Simply put, workers must be taught how shares work and how these instruments can create wealth that can last for generations. There is a view that the strikes that have dogged SA’s companies are largely because of the fact that the interests of the corporations, shareholders and employees are not aligned appropriately.
Unionised and non-unionised workers, who are partly compensated with share options for productivity, would think twice about going on strike, especially if they are taught how the stock market works.
If workers are granted share options, they will be taught that unnecessary strike action comes at a cost and can have an adverse effect on efforts to make a better life for ordinary workers.
I doubt if there is any worker in this country that does not want to be well-off.
Workers will also understand, and I doubt that they do at present, that their pensions are invested in the stock market and strikes limit the upside that can be gained for their retirement.
If union bosses tried to convince their members not to take up share options, I doubt if they would have a leg to stand on. Why do I think this way? Union bosses are fully aware that their unions, through their investment arms, also play the stock market.
Even more interesting, some communist chiefs have more income to drink Rupert & Rothschild by the barrel in fancy restaurants in Rosebank, Johannesburg.
After downing the wine they then jet off in their fancy Bavarianmade vehicles.
Workers must know that through share options their lives too can be improved.
Issuing shares will come as a dilution to shareholders in the short term, but it’s a strategic and grand bargain in the long term.
This is the compromise that cor- porations will have to make if they are to introduce workers to the market. The share options must be separated from employee share ownership plans (Esops), which often come with black economic empowerment transactions.
Share options granted on the basis of productivity to all workers would go a long way towards minimising the income inequalities in this country.
Inequalities are partly the source of the instability in SA, which sometimes leads to strike action, at a cost to the economy.
After workers are granted share options, corporations could consider moving a step further.
Captains of industry need to take the decision to invite union leadership to serve on company boards. In fact, workers should be given an opportunity to nominate trusted union bosses to serve on company boards to look after workers’ interests.

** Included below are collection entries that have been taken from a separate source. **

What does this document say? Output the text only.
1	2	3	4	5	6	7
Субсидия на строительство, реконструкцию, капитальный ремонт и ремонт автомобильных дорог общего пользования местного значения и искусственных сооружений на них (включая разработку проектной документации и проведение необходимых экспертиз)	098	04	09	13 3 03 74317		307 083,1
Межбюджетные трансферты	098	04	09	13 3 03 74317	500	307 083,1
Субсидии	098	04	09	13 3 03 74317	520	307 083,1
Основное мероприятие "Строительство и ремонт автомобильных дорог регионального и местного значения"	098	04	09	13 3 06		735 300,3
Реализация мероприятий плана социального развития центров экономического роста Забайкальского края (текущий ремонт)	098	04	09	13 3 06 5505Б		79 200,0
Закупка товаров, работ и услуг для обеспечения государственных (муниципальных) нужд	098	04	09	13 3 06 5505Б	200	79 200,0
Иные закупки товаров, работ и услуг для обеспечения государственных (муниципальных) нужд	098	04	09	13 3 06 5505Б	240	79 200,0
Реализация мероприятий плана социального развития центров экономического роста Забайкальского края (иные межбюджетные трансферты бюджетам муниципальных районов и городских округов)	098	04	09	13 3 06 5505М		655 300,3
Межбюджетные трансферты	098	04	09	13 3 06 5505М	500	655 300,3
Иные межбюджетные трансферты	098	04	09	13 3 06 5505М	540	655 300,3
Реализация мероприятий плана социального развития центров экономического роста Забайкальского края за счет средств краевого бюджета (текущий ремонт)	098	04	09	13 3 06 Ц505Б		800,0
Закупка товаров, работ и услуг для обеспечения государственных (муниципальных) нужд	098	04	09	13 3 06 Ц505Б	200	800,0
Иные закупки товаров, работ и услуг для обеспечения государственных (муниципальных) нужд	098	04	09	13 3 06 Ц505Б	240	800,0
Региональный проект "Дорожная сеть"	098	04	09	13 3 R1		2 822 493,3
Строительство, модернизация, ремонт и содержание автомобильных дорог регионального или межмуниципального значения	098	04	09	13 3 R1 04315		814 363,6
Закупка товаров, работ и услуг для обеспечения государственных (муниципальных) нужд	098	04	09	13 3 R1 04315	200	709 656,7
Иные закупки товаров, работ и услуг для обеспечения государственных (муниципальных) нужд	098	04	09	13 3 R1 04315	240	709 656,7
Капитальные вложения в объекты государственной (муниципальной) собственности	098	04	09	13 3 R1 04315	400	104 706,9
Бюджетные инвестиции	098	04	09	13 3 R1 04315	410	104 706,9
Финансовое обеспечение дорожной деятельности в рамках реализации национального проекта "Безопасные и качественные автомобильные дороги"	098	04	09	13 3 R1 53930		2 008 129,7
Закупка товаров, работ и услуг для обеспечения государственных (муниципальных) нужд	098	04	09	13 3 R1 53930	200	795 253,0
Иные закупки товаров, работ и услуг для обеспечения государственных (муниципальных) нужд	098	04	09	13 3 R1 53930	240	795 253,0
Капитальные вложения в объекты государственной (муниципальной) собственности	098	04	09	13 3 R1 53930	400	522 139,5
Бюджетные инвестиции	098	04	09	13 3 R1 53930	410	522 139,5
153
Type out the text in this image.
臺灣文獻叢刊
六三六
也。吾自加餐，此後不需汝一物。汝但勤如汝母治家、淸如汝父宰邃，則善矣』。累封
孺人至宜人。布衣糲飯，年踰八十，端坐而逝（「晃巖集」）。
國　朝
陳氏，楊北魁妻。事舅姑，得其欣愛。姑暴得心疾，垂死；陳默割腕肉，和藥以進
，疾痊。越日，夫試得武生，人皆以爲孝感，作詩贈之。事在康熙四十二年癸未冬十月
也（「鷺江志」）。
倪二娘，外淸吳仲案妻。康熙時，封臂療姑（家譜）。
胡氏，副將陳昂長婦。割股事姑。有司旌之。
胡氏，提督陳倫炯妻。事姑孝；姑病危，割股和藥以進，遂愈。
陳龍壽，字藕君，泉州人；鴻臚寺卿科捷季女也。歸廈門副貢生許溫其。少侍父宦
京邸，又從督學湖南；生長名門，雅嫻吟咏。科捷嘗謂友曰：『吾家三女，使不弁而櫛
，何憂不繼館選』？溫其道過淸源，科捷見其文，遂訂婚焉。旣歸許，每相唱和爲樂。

If union bosses were to be given nonexecutive director positions, earn directors’ fees, and look after their workers’ interests, this could probably minimise strike action.
There is a better chance of solving battles at a boardroom level.
Serving on board would help union bosses understand business better. On the other hand, through constant interaction, the captains of industry would come to understand unions better.
Unions bosses would further be granted a platform to come up with solutions to challenges facing business rather than shouting from the streets.
Unions would know that they have fiduciary duties as directors and that they could be held liable if companies collapse because of recklessness.
This idea of a unionist serving on a company’s board should not be considered strange. After all, Frans Baleni, the general secretary of the National Union of Mineworkers, sits on the board of the Development Bank of Southern Africa. From where he sits Baleni can attest that he understands the workings of a development bank far better than me as a financial journalist. If anything, more people of Baleni’s calibre should be invited and nominated to serve on boards.
Workers must be taught to love capitalism. The Afrikaner Broederbond created wealthy Afrikaners today because they understood as far back as the 1920s that the challenge around the poor Afrikaner was not because of capitalism as an economic system, but the fact that they did not have a stake in the economic system.
If workers understood this principle and demanded a stake, I can bet SA would be a better-off and much more productive economy to invest in.